Les végans, personnes qui ont un régime alimentaire sans-viande ni produits animaux, auront réussi quelque chose d’unique : provoquer un front commun des syndicats agricoles contre eux. La goutte d’eau qui a fait déborder le vase, aura été en fait une goutte de sang : la projection de poches de faux sang, lors du week-end d’ouverture du Sia, sur le stand d’Interbev par des militants d’association de défense animale.

Ras le bol

Lundi dernier, sur ce même stand, face à Bernard Cazeneuve, Premier ministre, Jeremy Decerle, président des Jeunes agriculteurs, a exprimé son ras-le-bol et celui de la profession devant « ces minoritaires qui veulent prendre le pouvoir sur le sujet de la viande, qui prennent les citoyens à partie et ne respectent pas notre métier d’éleveurs ».

 

Les autres syndicats agricoles se sont immédiatement retrouvés sur la même longueur d’onde. Et ont publié ce jeudi 2 mars 2017 un communiqué titré : « front commun pour le respect des éleveuses et des éleveurs », signé donc des Jeunes Agriculteurs, de la Coordination rurale, de la FNSEA et de la Confédération paysanne.

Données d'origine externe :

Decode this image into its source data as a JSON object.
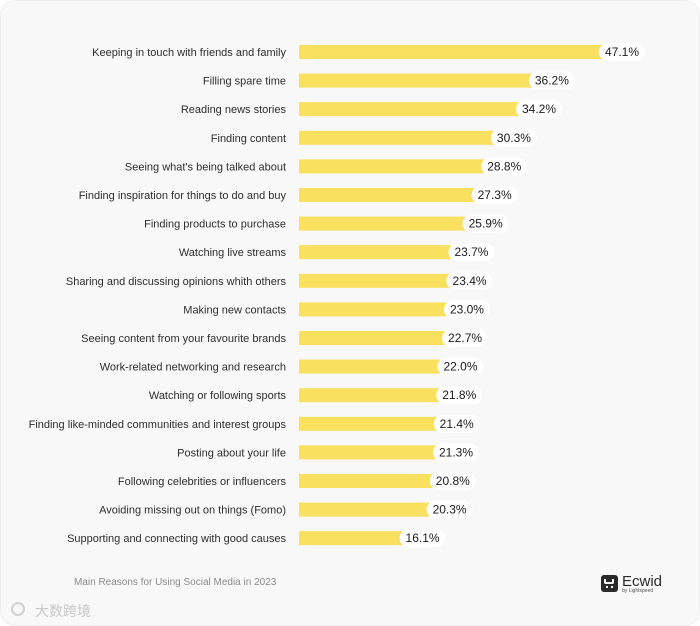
{
  "chart_data": {
    "type": "bar",
    "orientation": "horizontal",
    "categories": [
      "Keeping in touch with friends and family",
      "Filling spare time",
      "Reading news stories",
      "Finding content",
      "Seeing what's being talked about",
      "Finding inspiration for things to do and buy",
      "Finding products to purchase",
      "Watching live streams",
      "Sharing and discussing opinions whith others",
      "Making new contacts",
      "Seeing content from your favourite brands",
      "Work-related networking and research",
      "Watching or following sports",
      "Finding like-minded communities and interest groups",
      "Posting about your life",
      "Following celebrities or influencers",
      "Avoiding missing out on things (Fomo)",
      "Supporting and connecting with good causes"
    ],
    "values": [
      47.1,
      36.2,
      34.2,
      30.3,
      28.8,
      27.3,
      25.9,
      23.7,
      23.4,
      23.0,
      22.7,
      22.0,
      21.8,
      21.4,
      21.3,
      20.8,
      20.3,
      16.1
    ],
    "value_labels": [
      "47.1%",
      "36.2%",
      "34.2%",
      "30.3%",
      "28.8%",
      "27.3%",
      "25.9%",
      "23.7%",
      "23.4%",
      "23.0%",
      "22.7%",
      "22.0%",
      "21.8%",
      "21.4%",
      "21.3%",
      "20.8%",
      "20.3%",
      "16.1%"
    ],
    "xlim": [
      0,
      47.1
    ],
    "grid": false,
    "bar_color": "#f9e05e"
  },
  "footer": {
    "caption": "Main Reasons for Using Social Media in 2023"
  },
  "brand": {
    "name": "Ecwid",
    "tagline": "by Lightspeed",
    "icon": "cart-icon"
  },
  "watermark": {
    "text": "大数跨境",
    "icon": "logo-icon"
  },
  "colors": {
    "background": "#f8f8f8",
    "bar": "#f9e05e",
    "text": "#2d2d2d"
  }
}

Des poches de faux sang jetées sur le stand d’Interbev

Christiane Lambert, présidente par intérim de la FNSEA, s’en explique : « Huit personnes tout au plus ont projeté ces poches de sang. Mais sous couvert de régime végan, ils veulent en réalité l’arrêt de l’élevage. Les éleveurs, déjà essorés par les crises, n’en peuvent plus de ces attitudes quasi-sectaires ».

 

Bernard Lannes de la Coordination rurale ne dénie à ceux qui le veulent, le droit de manger végan tout en s’interrogeant sur le risque de ces pratiques alimentaires sur la santé des jeunes. « Mais comment des ultras minoritaires peuvent-ils en démocratie imposer leurs délires à une large majorité ? ». Il a réclamé au Premier Ministre, une enquête parlementaire sur ces associations.

 

« Tous les syndicats reprennent les mêmes arguments face à ces attaques », souligne Laurent Pinatel de la Confédération paysanne. « Les éleveurs sont agressés dans leur métier. Non : éleveur n’est pas égal à tueur », s’exclame-t-il.

Front commun

Tous reprochent à plusieurs associations végans de transformer le salon en « une occasion de choix d’intensifier leur campagne de culpabilisation des consommateurs et de stigmatisation des éleveurs ». Les syndicats ne dénoncent pas le véganisme, (chacun choisit) mais estiment que « le prosélytisme orchestré autour du véganisme, n’est pas acceptable ».

 

Les syndicats ne minimisent pas les abus qui existent dans certains abattoirs et les dénoncent. Mais ils soulignent que ces associations « prônent l’arrêt de l’élevage ». Ils rappellent le travail des éleveurs qui entretiennent 13 millions d’hectares de prairies, « joyaux de biodiversité et puits de carbones irremplaçables ». Ils dénoncent cette « minorité de provocateurs » qui agissent au Salon de l’Agriculture. « Nous, syndicats agricoles, demandons ensemble le respect de nos métiers » concluait le communiqué de presse.